I’m finally a dad. It’s weird. It hasn’t really sunk in. I am writing this in a short period where I have the house to myself before I go to hospital and rejoin my wife and daughter who I reluctantly left this morning at 1am.
Having a baby is a roller coaster ride of emotion. First the excitement of being pregnant, then the paranoia that something will go wrong (3 previous early miscarriages in a row will do that to you), then excitement again as baby grows and is fine.
You attend NCT, you get prepared, you get told all about natural childbirth and the potential interventions available.
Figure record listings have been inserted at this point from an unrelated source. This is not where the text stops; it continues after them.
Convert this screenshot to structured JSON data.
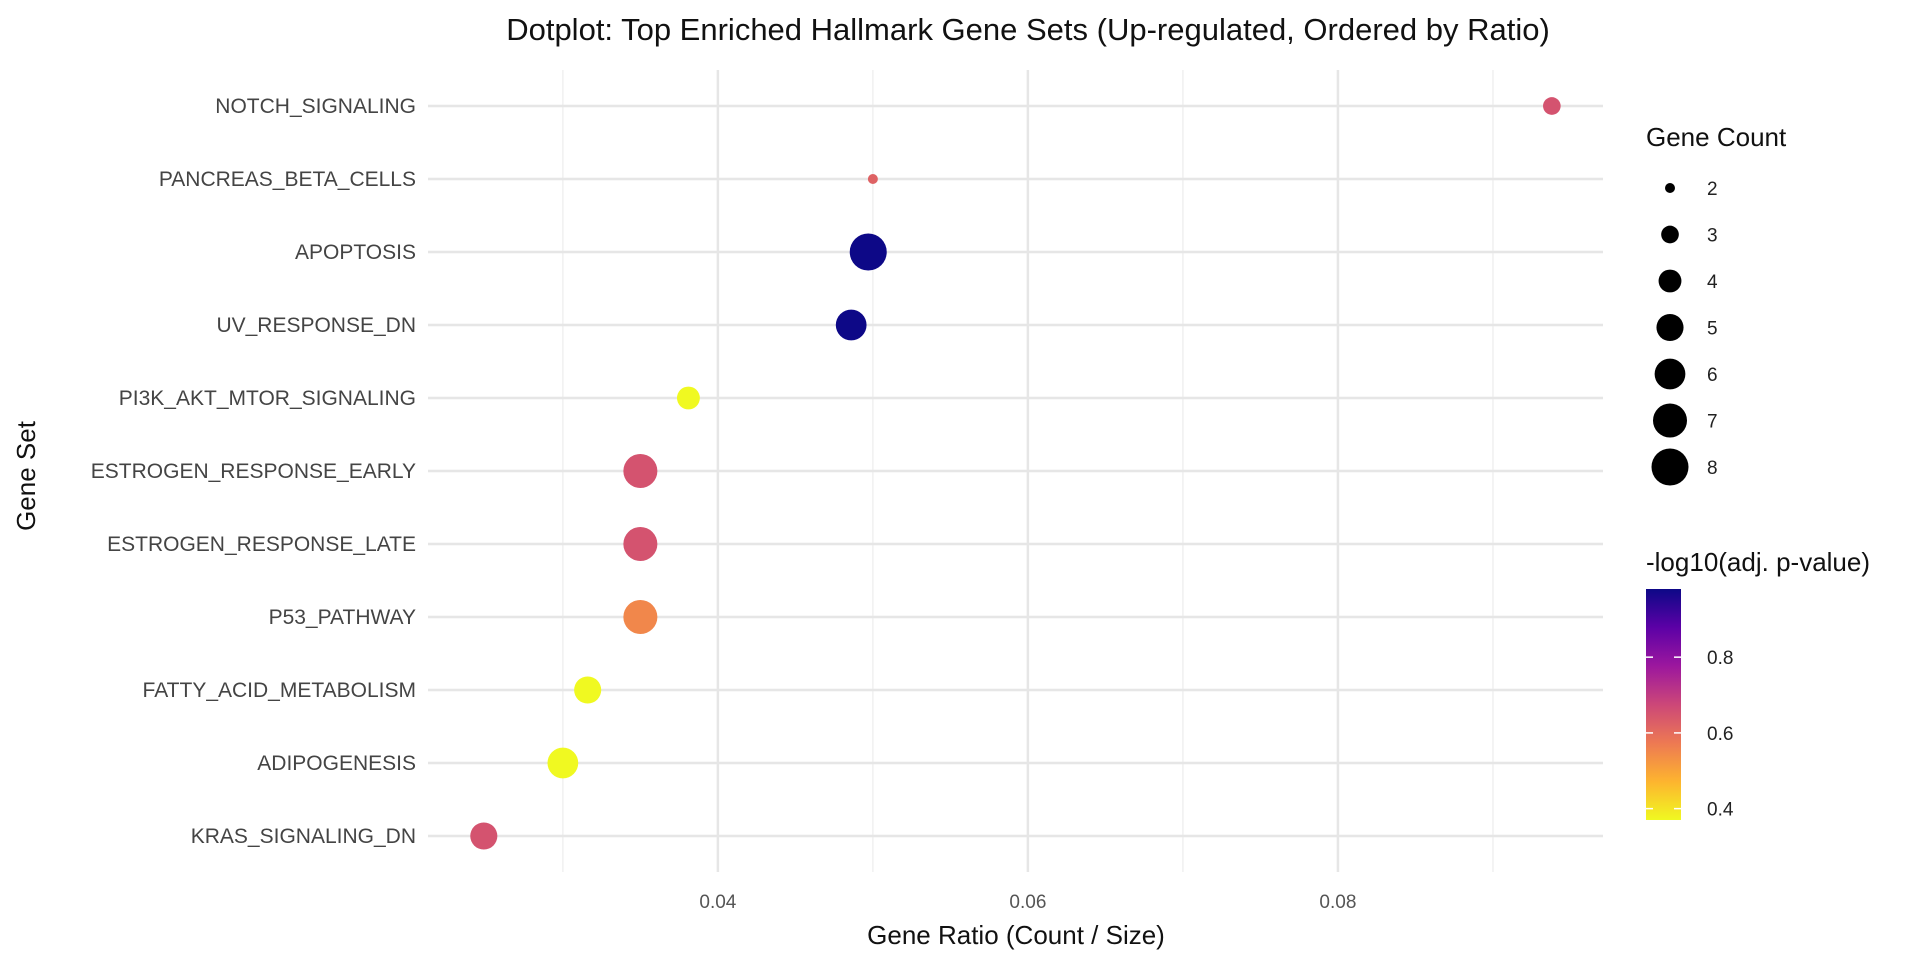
{
  "chart_data": {
    "type": "scatter",
    "title": "Dotplot: Top Enriched Hallmark Gene Sets (Up-regulated, Ordered by Ratio)",
    "xlabel": "Gene Ratio (Count / Size)",
    "ylabel": "Gene Set",
    "xlim": [
      0.0213,
      0.0971
    ],
    "x_ticks": [
      0.04,
      0.06,
      0.08
    ],
    "x_tick_labels": [
      "0.04",
      "0.06",
      "0.08"
    ],
    "x_minor_ticks": [
      0.03,
      0.05,
      0.07,
      0.09
    ],
    "grid": true,
    "categories": [
      "NOTCH_SIGNALING",
      "PANCREAS_BETA_CELLS",
      "APOPTOSIS",
      "UV_RESPONSE_DN",
      "PI3K_AKT_MTOR_SIGNALING",
      "ESTROGEN_RESPONSE_EARLY",
      "ESTROGEN_RESPONSE_LATE",
      "P53_PATHWAY",
      "FATTY_ACID_METABOLISM",
      "ADIPOGENESIS",
      "KRAS_SIGNALING_DN"
    ],
    "points": [
      {
        "gene_set": "NOTCH_SIGNALING",
        "gene_ratio": 0.0938,
        "count": 3,
        "neg_log10_padj": 0.65
      },
      {
        "gene_set": "PANCREAS_BETA_CELLS",
        "gene_ratio": 0.05,
        "count": 2,
        "neg_log10_padj": 0.62
      },
      {
        "gene_set": "APOPTOSIS",
        "gene_ratio": 0.0497,
        "count": 8,
        "neg_log10_padj": 0.98
      },
      {
        "gene_set": "UV_RESPONSE_DN",
        "gene_ratio": 0.0486,
        "count": 6,
        "neg_log10_padj": 0.98
      },
      {
        "gene_set": "PI3K_AKT_MTOR_SIGNALING",
        "gene_ratio": 0.0381,
        "count": 4,
        "neg_log10_padj": 0.37
      },
      {
        "gene_set": "ESTROGEN_RESPONSE_EARLY",
        "gene_ratio": 0.035,
        "count": 7,
        "neg_log10_padj": 0.65
      },
      {
        "gene_set": "ESTROGEN_RESPONSE_LATE",
        "gene_ratio": 0.035,
        "count": 7,
        "neg_log10_padj": 0.65
      },
      {
        "gene_set": "P53_PATHWAY",
        "gene_ratio": 0.035,
        "count": 7,
        "neg_log10_padj": 0.55
      },
      {
        "gene_set": "FATTY_ACID_METABOLISM",
        "gene_ratio": 0.0316,
        "count": 5,
        "neg_log10_padj": 0.37
      },
      {
        "gene_set": "ADIPOGENESIS",
        "gene_ratio": 0.03,
        "count": 6,
        "neg_log10_padj": 0.37
      },
      {
        "gene_set": "KRAS_SIGNALING_DN",
        "gene_ratio": 0.0249,
        "count": 5,
        "neg_log10_padj": 0.65
      }
    ],
    "size_legend": {
      "title": "Gene Count",
      "values": [
        2,
        3,
        4,
        5,
        6,
        7,
        8
      ]
    },
    "color_legend": {
      "title": "-log10(adj. p-value)",
      "range": [
        0.37,
        0.98
      ],
      "ticks": [
        0.4,
        0.6,
        0.8
      ],
      "tick_labels": [
        "0.4",
        "0.6",
        "0.8"
      ],
      "colors": [
        "#F0F921",
        "#FDB42F",
        "#ED7953",
        "#CC4778",
        "#9C179E",
        "#5C01A6",
        "#0D0887"
      ]
    },
    "legend_position": "right"
  }
}
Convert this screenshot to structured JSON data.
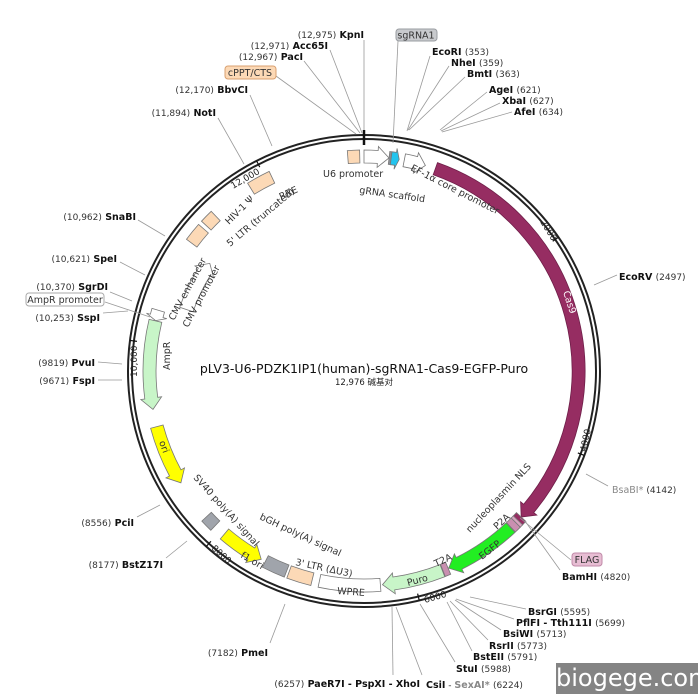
{
  "map": {
    "title": "pLV3-U6-PDZK1IP1(human)-sgRNA1-Cas9-EGFP-Puro",
    "subtitle": "12,976 碱基对",
    "total_bp": 12976,
    "ticks": [
      "2000",
      "4000",
      "6000",
      "8000",
      "10,000",
      "12,000"
    ]
  },
  "features": [
    {
      "name": "U6 promoter",
      "start": 0,
      "end": 241,
      "dir": 1,
      "color": "#ffffff"
    },
    {
      "name": "cPPT/CTS",
      "start": 12820,
      "end": 12935,
      "dir": 0,
      "color": "#fcd9b6"
    },
    {
      "name": "sgRNA1",
      "start": 242,
      "end": 262,
      "dir": 0,
      "color": "#8a8f96"
    },
    {
      "name": "gRNA scaffold",
      "start": 262,
      "end": 340,
      "dir": 1,
      "color": "#22c4ee"
    },
    {
      "name": "EF-1α core promoter",
      "start": 390,
      "end": 600,
      "dir": 1,
      "color": "#ffffff"
    },
    {
      "name": "Cas9",
      "start": 700,
      "end": 4790,
      "dir": 1,
      "color": "#962d62"
    },
    {
      "name": "nucleoplasmin NLS",
      "start": 4790,
      "end": 4835,
      "dir": 0,
      "color": "#962d62"
    },
    {
      "name": "FLAG",
      "start": 4835,
      "end": 4865,
      "dir": 0,
      "color": "#d9a3c0"
    },
    {
      "name": "P2A",
      "start": 4865,
      "end": 4930,
      "dir": 0,
      "color": "#c98fb0"
    },
    {
      "name": "EGFP",
      "start": 4935,
      "end": 5650,
      "dir": 1,
      "color": "#22ee22"
    },
    {
      "name": "T2A",
      "start": 5655,
      "end": 5710,
      "dir": 0,
      "color": "#c98fb0"
    },
    {
      "name": "Puro",
      "start": 5715,
      "end": 6310,
      "dir": 1,
      "color": "#c8f5c8"
    },
    {
      "name": "WPRE",
      "start": 6330,
      "end": 6920,
      "dir": 0,
      "color": "#ffffff"
    },
    {
      "name": "3' LTR (ΔU3)",
      "start": 6990,
      "end": 7225,
      "dir": 0,
      "color": "#fcd9b6"
    },
    {
      "name": "bGH poly(A) signal",
      "start": 7250,
      "end": 7475,
      "dir": 0,
      "color": "#a0a4ab"
    },
    {
      "name": "f1 ori",
      "start": 7520,
      "end": 7950,
      "dir": -1,
      "color": "#ffff00"
    },
    {
      "name": "SV40 poly(A) signal",
      "start": 8070,
      "end": 8190,
      "dir": 0,
      "color": "#a0a4ab"
    },
    {
      "name": "ori",
      "start": 8600,
      "end": 9190,
      "dir": -1,
      "color": "#ffff00"
    },
    {
      "name": "AmpR",
      "start": 9360,
      "end": 10220,
      "dir": -1,
      "color": "#c8f5c8"
    },
    {
      "name": "AmpR promoter",
      "start": 10222,
      "end": 10325,
      "dir": -1,
      "color": "#ffffff"
    },
    {
      "name": "CMV enhancer / CMV promoter",
      "start": 10420,
      "end": 10990,
      "dir": 1,
      "color": "#ffffff"
    },
    {
      "name": "5' LTR (truncated)",
      "start": 11050,
      "end": 11230,
      "dir": 0,
      "color": "#fcd9b6"
    },
    {
      "name": "HIV-1 Ψ",
      "start": 11270,
      "end": 11400,
      "dir": 0,
      "color": "#fcd9b6"
    },
    {
      "name": "RRE",
      "start": 11830,
      "end": 12060,
      "dir": 0,
      "color": "#fcd9b6"
    }
  ],
  "labels": {
    "u6": "U6 promoter",
    "grna": "gRNA scaffold",
    "ef1a": "EF-1α core promoter",
    "cas9": "Cas9",
    "nls": "nucleoplasmin NLS",
    "p2a": "P2A",
    "egfp": "EGFP",
    "t2a": "T2A",
    "puro": "Puro",
    "wpre": "WPRE",
    "ltr3": "3' LTR (ΔU3)",
    "bgh": "bGH poly(A) signal",
    "f1": "f1 ori",
    "sv40": "SV40 poly(A) signal",
    "ori": "ori",
    "ampr": "AmpR",
    "cmve": "CMV enhancer",
    "cmvp": "CMV promoter",
    "ltr5": "5' LTR (truncated)",
    "psi": "HIV-1 Ψ",
    "rre": "RRE",
    "cppt": "cPPT/CTS",
    "sgrna1": "sgRNA1",
    "flag": "FLAG",
    "amprp": "AmpR promoter"
  },
  "enzymes": [
    {
      "name": "KpnI",
      "pos": "(12,975)"
    },
    {
      "name": "Acc65I",
      "pos": "(12,971)"
    },
    {
      "name": "PacI",
      "pos": "(12,967)"
    },
    {
      "name": "BbvCI",
      "pos": "(12,170)"
    },
    {
      "name": "NotI",
      "pos": "(11,894)"
    },
    {
      "name": "SnaBI",
      "pos": "(10,962)"
    },
    {
      "name": "SpeI",
      "pos": "(10,621)"
    },
    {
      "name": "SgrDI",
      "pos": "(10,370)"
    },
    {
      "name": "SspI",
      "pos": "(10,253)"
    },
    {
      "name": "PvuI",
      "pos": "(9819)"
    },
    {
      "name": "FspI",
      "pos": "(9671)"
    },
    {
      "name": "PciI",
      "pos": "(8556)"
    },
    {
      "name": "BstZ17I",
      "pos": "(8177)"
    },
    {
      "name": "PmeI",
      "pos": "(7182)"
    },
    {
      "name": "PaeR7I - PspXI - XhoI",
      "pos": "(6257)"
    },
    {
      "name": "CsiI",
      "name2": "SexAI*",
      "pos": "(6224)"
    },
    {
      "name": "StuI",
      "pos": "(5988)"
    },
    {
      "name": "BstEII",
      "pos": "(5791)"
    },
    {
      "name": "RsrII",
      "pos": "(5773)"
    },
    {
      "name": "BsiWI",
      "pos": "(5713)"
    },
    {
      "name": "PflFI - Tth111I",
      "pos": "(5699)"
    },
    {
      "name": "BsrGI",
      "pos": "(5595)"
    },
    {
      "name": "BamHI",
      "pos": "(4820)"
    },
    {
      "name": "BsaBI*",
      "pos": "(4142)"
    },
    {
      "name": "EcoRV",
      "pos": "(2497)"
    },
    {
      "name": "EcoRI",
      "pos": "(353)"
    },
    {
      "name": "NheI",
      "pos": "(359)"
    },
    {
      "name": "BmtI",
      "pos": "(363)"
    },
    {
      "name": "AgeI",
      "pos": "(621)"
    },
    {
      "name": "XbaI",
      "pos": "(627)"
    },
    {
      "name": "AfeI",
      "pos": "(634)"
    }
  ],
  "watermark": "biogege.com"
}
If, like us, you are one of the last ones in your NCT group to give birth (we were originally joint second from last), you hear of birth after birth where the best laid birth plans were pretty much thrown out of the window due to complications. Babies born weeks early, babies born under induction, babies born under emergency caesarian. By the time it was our turn, not a single baby had been born ‘normally’. By this, I mean naturally entering labour, using pain relief and baby coming out with a vaginal birth.
Still, we were naturally hopeful. Our due date (26th July) came and went. Frustration slowly crept in, hand in hand with impatience and worry. Mutterings from the medical side of things about age and letting pregnancy go on too long. The word ‘stillbirth’ was mentioned as a concern if it goes on. That is just an awful word which hides an utter horror. Even thinking about it make me well up, which shows my still emotional state of mind.
We were reluctant to induce, but were booked in for 40+10. The couple who were sharing our due date gave birth on Monday (following a very long and complicated labour, with emergency caesarian).
My wife was pulling out all the stops, doing all the things you’re supposed to do to try and help labour get started- sex, curries, pineapple, raspberry tea. Maybe all four at the same time. Still, nothing. On Monday 3rd, she went for a Reflexology session which was designed to help get labour started.
Tuesday evening, we go to bed as normal, lot of Braxton-Hicks but no actual contractions. 3am Wednesday morning, that all changed! Excited but focused, we started to time the contractions, and to be honest, we had no real idea what we were looking for. Nevertheless, when they got regular (5 min intervals) and quite strong, we called the midwife. They asked some questions, and decided we were good to come in.
Car packed, and into Southmead Hospital for 0600. Come 0615, it turns out she was 6cm dilated, so in established labour.
I’m not going to go into the whole story here, but suffice to say, again, that the best laid plans usually go awry. She got to 8cm after 3 hours, and then had to go onto Pethidin as the pain was too much to handle. This had the effect of suppressing contractions, but 3 hours later, she was fully dilated. But, contractions weren’t strong enough, and our midwife had us transferred into the main unit from our water birth suite as she suspected the baby, although head down, was turned so the shoulder were aligned up/down and not left/right.
This was at about 1800. My wife had been utterly amazing. I’ve never been more impressed with anyone. Ever. I was in pain watching her. I was so stressed, I was almost in tears. This is a very new thing for me as I’ve never been in that kind of zone before. However, this was nothing compared to what she was going through, and my one job was to be her rock. So, suck it up I did.
At 1840, after consulting and painful contractions, it was confirmed our daughter was misaligned. It was time for theatre. My wife was given an Spinal Epidural (something we never wanted in the idealistic early days of early pregnancy), and into theatre we went, in our scrubs and funny shoes.
I’ll save the graphic details, but damn she didn’t want to come out. However, the surgical team were brilliant and our gorgeous daughter was born at 1933, weighing 8lb exactly.
I take my hat off to everyone involved in her birth, not least to my wife who was brilliant throughout. The care we were given at Southmead was utterly superb, and we are truly blessed to have an organisation like the NHS. I can only imagine what would have happened to us if we lived somewhere with no such place.
I left them in the post-natal ward at 1am last night, as they sort of discouraged birth partners from staying, although they didn’t say it in so many words. I’m about to leave now to go back to the hospital and see my two favourite girls.